FROM python:3.7.6-slim-buster
ENV BASE_PATH=/srv/popo_service
EXPOSE 3315
RUN echo "deb http://mirrors.163.com/debian/ buster main\n  deb http://security.debian.org/debian-security buster/updates main\n  deb http://mirrors.163.com/debian/buster-updates main" > /etc/apt/sources.list \
  && apt-get update \
  && apt-get install --no-install-recommends --no-install-suggests -y net-tools procps nginx supervisor
COPY docker/nginx-popo_service.conf /etc/nginx/conf.d/
COPY docker/supervisor-popo_service.conf /etc/supervisor/conf.d/
RUN mkdir -p $BASE_PATH/project/backend && rm -f /etc/nginx/sites-available/default /etc/nginx/sites-enabled/default
COPY project/backend $BASE_PATH/project/backend
COPY project/run.py $BASE_PATH/project/
COPY requirement.txt $BASE_PATH/
CMD ["/usr/bin/supervisord", "-n", "-c", "/etc/supervisor/supervisord.conf"]

Docker image guidelines distilled from the practice:

Prefer the latest official minimal base image that satisfies requirements.

Combine multiple commands into a single RUN using && to reduce layers.

Install system packages first, then add application code.

Copy only the built front‑end artifacts, not source code.

Avoid adding a Python virtual environment inside the image.

Use identical images for testing and production.

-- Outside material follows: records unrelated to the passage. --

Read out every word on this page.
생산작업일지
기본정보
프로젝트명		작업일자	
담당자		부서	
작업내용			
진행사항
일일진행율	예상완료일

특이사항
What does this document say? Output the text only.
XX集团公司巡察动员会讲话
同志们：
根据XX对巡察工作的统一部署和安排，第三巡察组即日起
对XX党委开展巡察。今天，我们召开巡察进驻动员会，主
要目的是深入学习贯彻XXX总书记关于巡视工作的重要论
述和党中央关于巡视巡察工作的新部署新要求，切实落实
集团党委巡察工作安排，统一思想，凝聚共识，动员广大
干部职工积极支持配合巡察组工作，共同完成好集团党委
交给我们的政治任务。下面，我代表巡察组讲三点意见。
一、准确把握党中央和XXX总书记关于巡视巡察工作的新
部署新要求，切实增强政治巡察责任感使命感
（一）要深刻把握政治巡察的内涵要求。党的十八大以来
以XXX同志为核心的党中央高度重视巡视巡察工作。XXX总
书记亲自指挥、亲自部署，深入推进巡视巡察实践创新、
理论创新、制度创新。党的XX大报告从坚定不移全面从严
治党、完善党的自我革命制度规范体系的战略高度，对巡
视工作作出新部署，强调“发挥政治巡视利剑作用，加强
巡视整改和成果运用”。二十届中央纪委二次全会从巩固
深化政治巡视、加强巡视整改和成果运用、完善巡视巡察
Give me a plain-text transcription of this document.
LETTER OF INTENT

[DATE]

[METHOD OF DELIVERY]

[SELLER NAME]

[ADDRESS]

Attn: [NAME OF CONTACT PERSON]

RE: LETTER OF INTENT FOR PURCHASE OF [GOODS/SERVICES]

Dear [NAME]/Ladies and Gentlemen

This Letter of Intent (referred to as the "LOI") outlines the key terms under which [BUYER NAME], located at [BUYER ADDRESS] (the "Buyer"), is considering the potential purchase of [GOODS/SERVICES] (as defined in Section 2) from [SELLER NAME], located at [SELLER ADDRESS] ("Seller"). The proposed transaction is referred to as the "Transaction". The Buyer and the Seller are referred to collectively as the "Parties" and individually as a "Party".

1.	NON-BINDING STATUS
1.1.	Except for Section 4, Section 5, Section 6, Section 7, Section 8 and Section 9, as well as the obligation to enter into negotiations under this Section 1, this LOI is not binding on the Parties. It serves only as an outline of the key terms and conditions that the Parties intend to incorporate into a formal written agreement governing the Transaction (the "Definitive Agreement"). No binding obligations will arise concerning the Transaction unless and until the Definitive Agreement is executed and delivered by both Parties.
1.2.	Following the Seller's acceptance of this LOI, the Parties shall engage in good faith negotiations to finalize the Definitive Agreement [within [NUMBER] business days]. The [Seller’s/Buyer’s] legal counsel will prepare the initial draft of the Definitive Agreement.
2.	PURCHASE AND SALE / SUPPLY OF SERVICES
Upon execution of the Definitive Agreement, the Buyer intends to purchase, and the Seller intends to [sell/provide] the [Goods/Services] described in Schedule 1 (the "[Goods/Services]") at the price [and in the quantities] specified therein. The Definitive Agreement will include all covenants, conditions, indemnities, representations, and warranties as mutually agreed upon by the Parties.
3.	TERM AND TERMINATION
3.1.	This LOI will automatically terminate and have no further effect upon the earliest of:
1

Be aware of host‑resource consumption when containers access host resources.

Roles and workflow :

Development : Develop quickly; Docker is not required for coding but should be used for building images.

Testing : Rebuild the image after each code change and test in a fresh container.

Operations : Initial deployment may need coordination on ports and volume mounts; subsequent updates are simple docker pull , docker stop , docker run cycles.

Conclusion : Docker enables a smoother hand‑off between development, testing, and operations, reducing manual configuration and allowing automation. The article encourages sharing experiences and correcting any mistakes in the text.